Jepang tersebut telah diekspor ke berbagai negara.

Yang mengherankan, walaupun pabriknya ada di

Indonesia, tetapi ternyata pemasarannya justru

difokuskan hanya untuk pasar mancanegara, bukan

pasar domestik. Hal inilah yang menginspirasi Hadi

untuk mengambil peluang pemasaran dengan

menggarap pasar dalam negeri yang masih sangat terbuka.
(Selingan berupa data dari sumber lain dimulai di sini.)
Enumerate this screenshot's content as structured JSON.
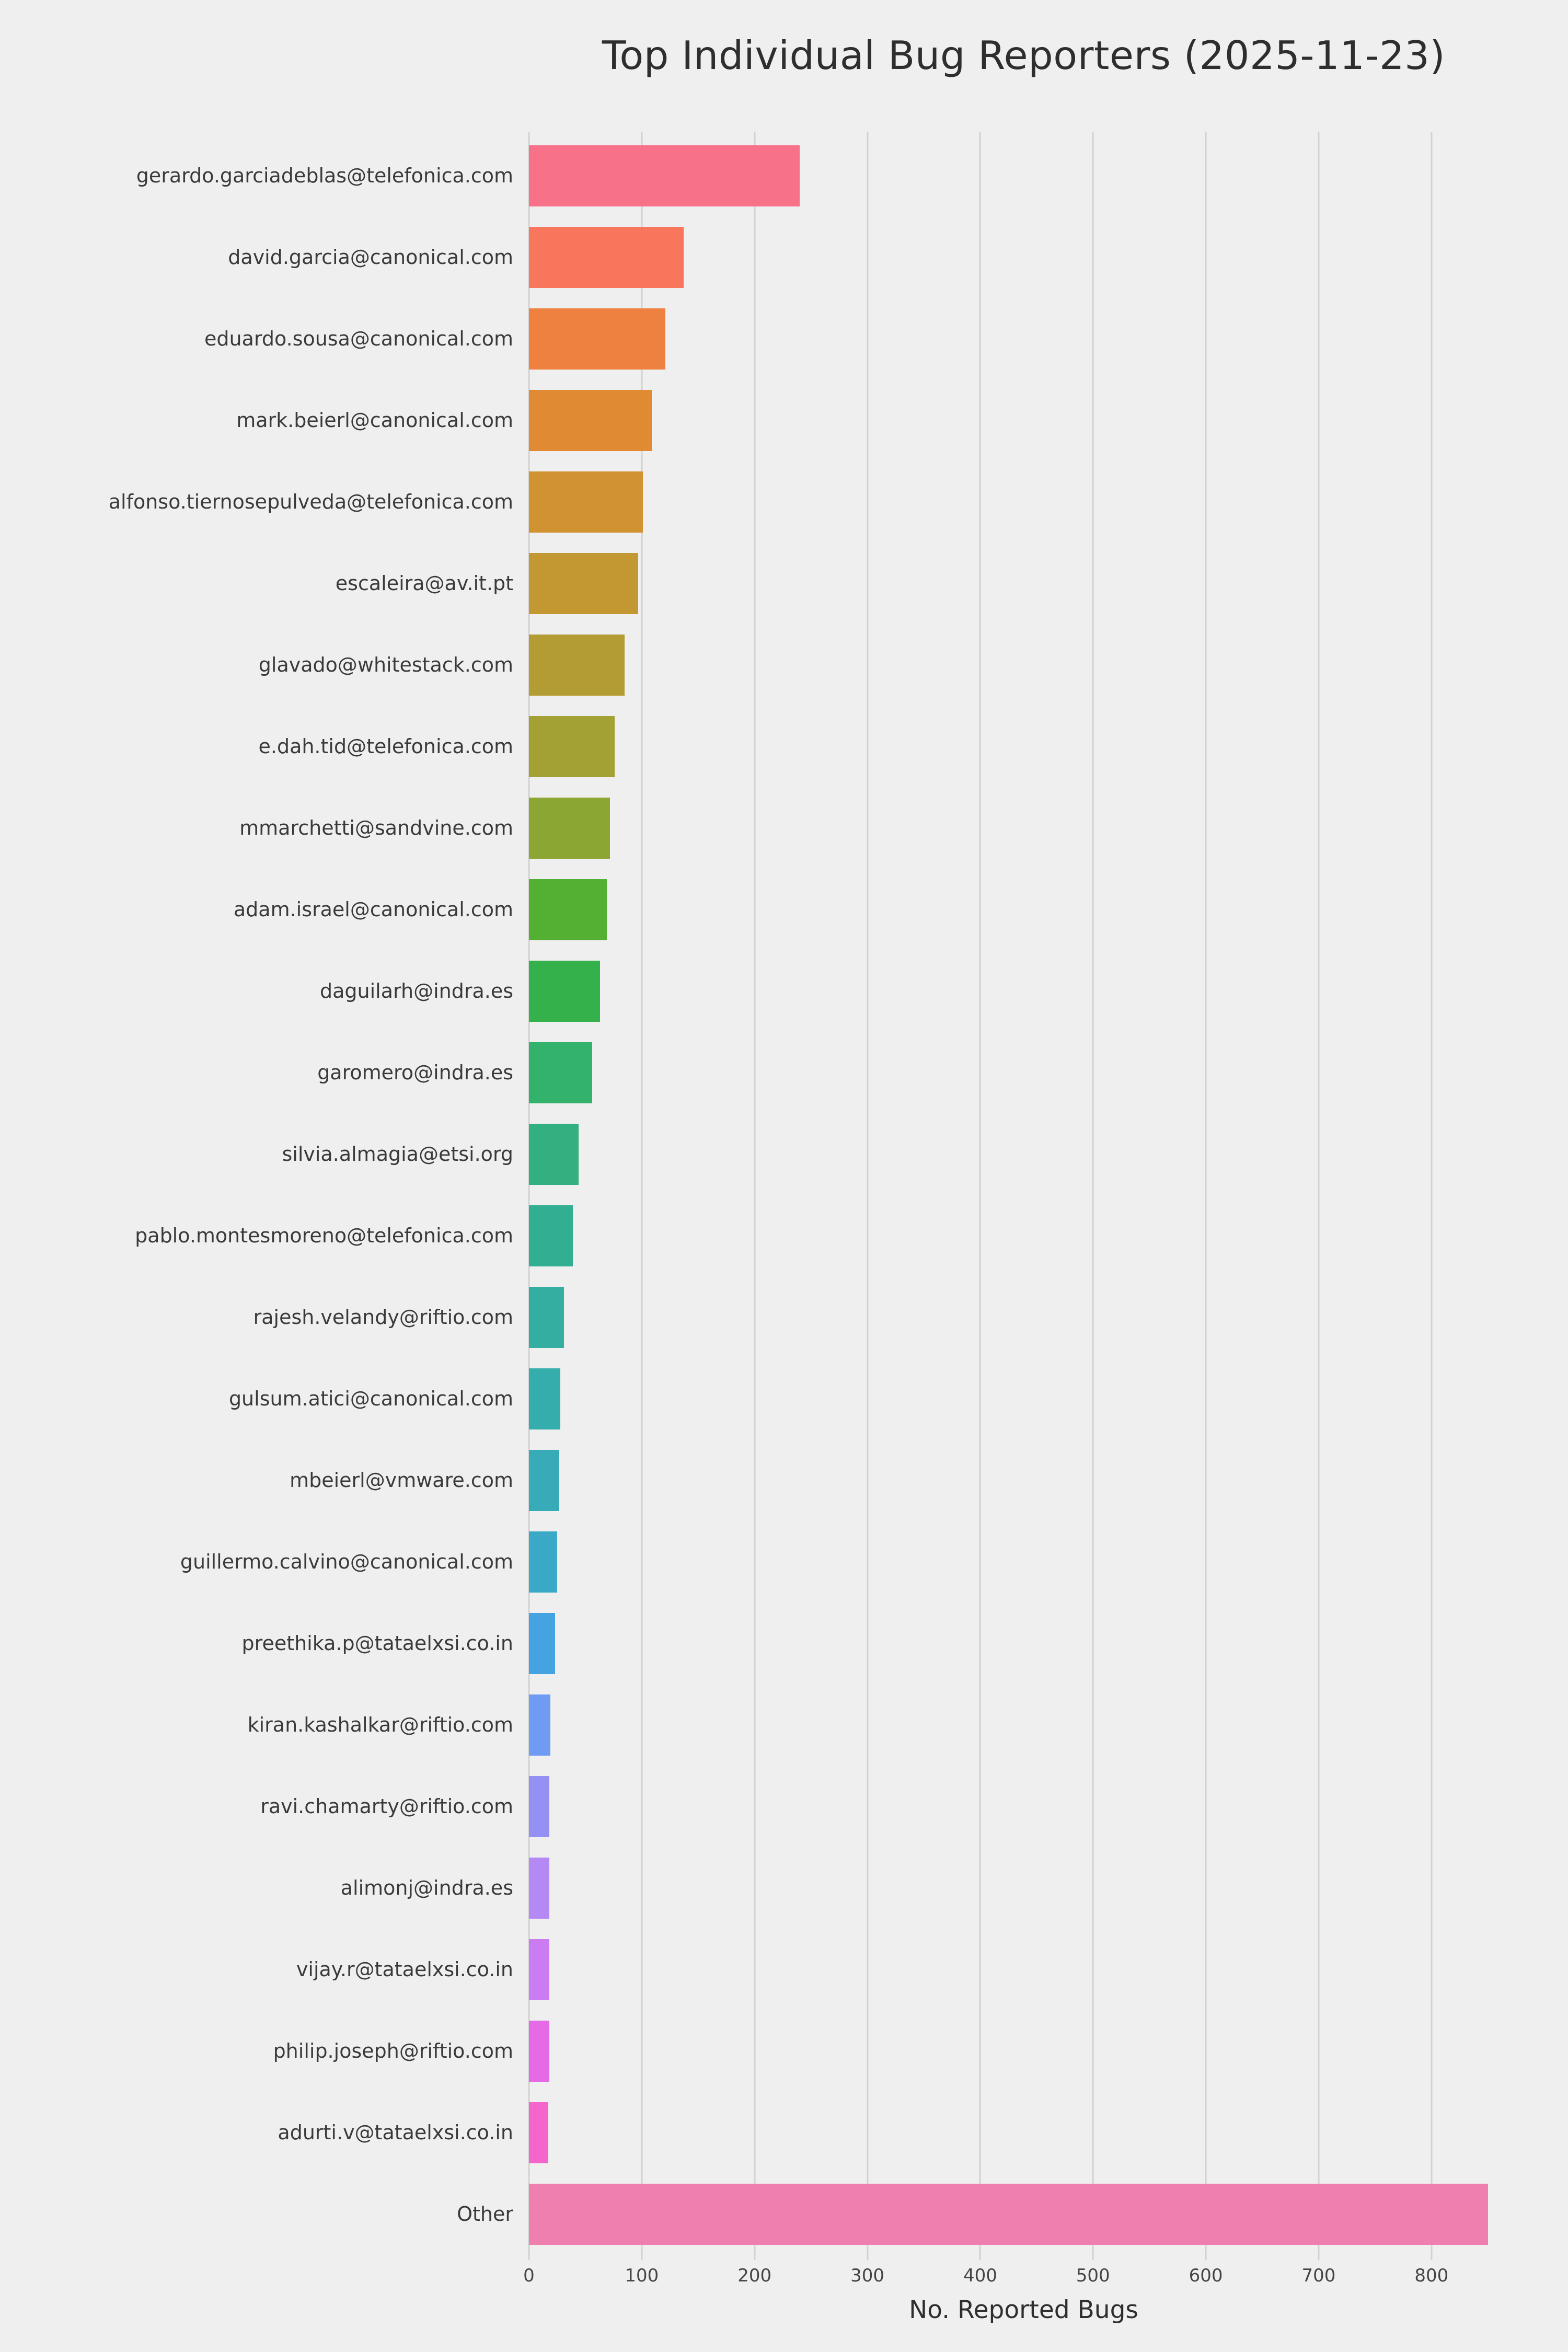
{
  "colors": {
    "background": "#efefef",
    "gridline": "#d2d2d2",
    "title_text": "#2e2e2e",
    "category_label_text": "#3a3a3a",
    "tick_text": "#444444"
  },
  "chart_data": {
    "type": "bar",
    "orientation": "horizontal",
    "title": "Top Individual Bug Reporters (2025-11-23)",
    "xlabel": "No. Reported Bugs",
    "ylabel": "",
    "xlim": [
      0,
      877
    ],
    "xticks": [
      0,
      100,
      200,
      300,
      400,
      500,
      600,
      700,
      800
    ],
    "grid": "vertical",
    "legend": "none",
    "categories": [
      "gerardo.garciadeblas@telefonica.com",
      "david.garcia@canonical.com",
      "eduardo.sousa@canonical.com",
      "mark.beierl@canonical.com",
      "alfonso.tiernosepulveda@telefonica.com",
      "escaleira@av.it.pt",
      "glavado@whitestack.com",
      "e.dah.tid@telefonica.com",
      "mmarchetti@sandvine.com",
      "adam.israel@canonical.com",
      "daguilarh@indra.es",
      "garomero@indra.es",
      "silvia.almagia@etsi.org",
      "pablo.montesmoreno@telefonica.com",
      "rajesh.velandy@riftio.com",
      "gulsum.atici@canonical.com",
      "mbeierl@vmware.com",
      "guillermo.calvino@canonical.com",
      "preethika.p@tataelxsi.co.in",
      "kiran.kashalkar@riftio.com",
      "ravi.chamarty@riftio.com",
      "alimonj@indra.es",
      "vijay.r@tataelxsi.co.in",
      "philip.joseph@riftio.com",
      "adurti.v@tataelxsi.co.in",
      "Other"
    ],
    "values": [
      240,
      137,
      121,
      109,
      101,
      97,
      85,
      76,
      72,
      69,
      63,
      56,
      44,
      39,
      31,
      28,
      27,
      25,
      23,
      19,
      18,
      18,
      18,
      18,
      17,
      850
    ],
    "bar_colors": [
      "#f77189",
      "#f7765c",
      "#ee8040",
      "#e08a33",
      "#d19231",
      "#c39732",
      "#b39c33",
      "#a3a133",
      "#8ca633",
      "#54b033",
      "#35b14b",
      "#33b26c",
      "#33b080",
      "#32af92",
      "#33aea0",
      "#35adac",
      "#38abb8",
      "#3aa8c7",
      "#44a3e0",
      "#6f9bf3",
      "#9591f4",
      "#b489f4",
      "#cc7cf2",
      "#e56ae6",
      "#f466cb",
      "#ef7fae"
    ]
  }
}
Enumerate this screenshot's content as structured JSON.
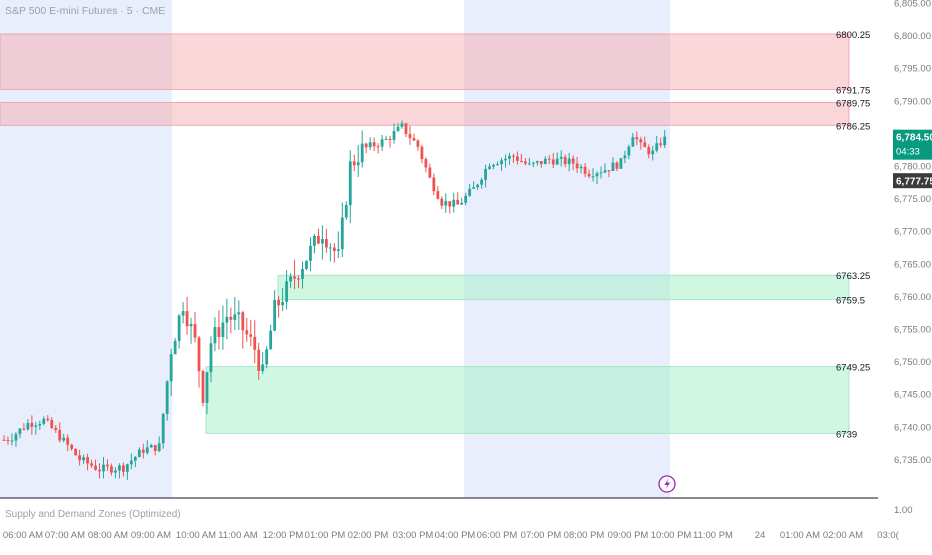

Perbincangannya dengan pemilik perusahaan

Jepang, Hadi baru tahu kalau ternyata izin

pemasaran produk selimutnya memang bukan untuk

Indonesia, melainkan khusus pasar ekspor sehingga

dia tidak berani memasarkannya di Indonesia

sendiri. Kebanyakan selimut yang diproduksinya

juga merupakan pesanan dari beberapa pemilik

merek terkenal, dan hanya untuk melayani pasar di luar negeri.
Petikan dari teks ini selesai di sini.